Along with experience in lasers and optics, his research interests include developing fast and energy-efficient cryogenic (ultralow temperature) computer memory and studying mechanisms of ultralow sliding friction in the area of materials science. Braiman received a formal invitation from UCF to join the faculty as a research professor in March 2020. It was an easy choice, he said, because CREOL scientists impressed him with their skill and knowledge.
“The extraordinary strength of the CREOL faculty was one of my main motivations in coming to UCF,” said Braiman. “In such a short amount of time I have found myself becoming a part of a welcoming family, in an environment surrounded with excellent scientists who are as passionate about innovation as me.”

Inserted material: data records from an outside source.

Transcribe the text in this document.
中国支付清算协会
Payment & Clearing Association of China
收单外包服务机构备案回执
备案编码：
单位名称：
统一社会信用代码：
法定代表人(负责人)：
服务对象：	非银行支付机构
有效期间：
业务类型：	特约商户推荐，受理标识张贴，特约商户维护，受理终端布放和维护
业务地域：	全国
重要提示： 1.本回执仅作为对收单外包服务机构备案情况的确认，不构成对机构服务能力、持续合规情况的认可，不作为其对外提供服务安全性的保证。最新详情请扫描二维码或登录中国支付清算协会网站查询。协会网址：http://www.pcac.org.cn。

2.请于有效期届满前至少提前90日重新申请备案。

Braiman’s current laboratory focuses on semiconductor diode lasers and phase-locking of diode arrays. In addition to experimental work, his projects include theoretical and computational research developing basic understanding of single diode laser and diode laser array dynamics; laser coupling; and disorder-enhanced synchronization mechanisms. His work showing that adding disorder promotes synchronization and eliminates chaos was the subject of a cover story for Nature.
Blue lasers currently hold his interest. These lasers are at the core of what makes technology like Blu-ray players, cell phone displays and LCD projectors feasible. Braiman is pushing their continued evolution and utility, including taking advantage of their strength underwater.
The wide variety of research interests and the combination of experimental and computational approaches to research is an important asset for students under his mentorship, Braiman said. In our rapidly changing world, students equipped with multiple research skills may have better employment opportunities as they graduate, he said.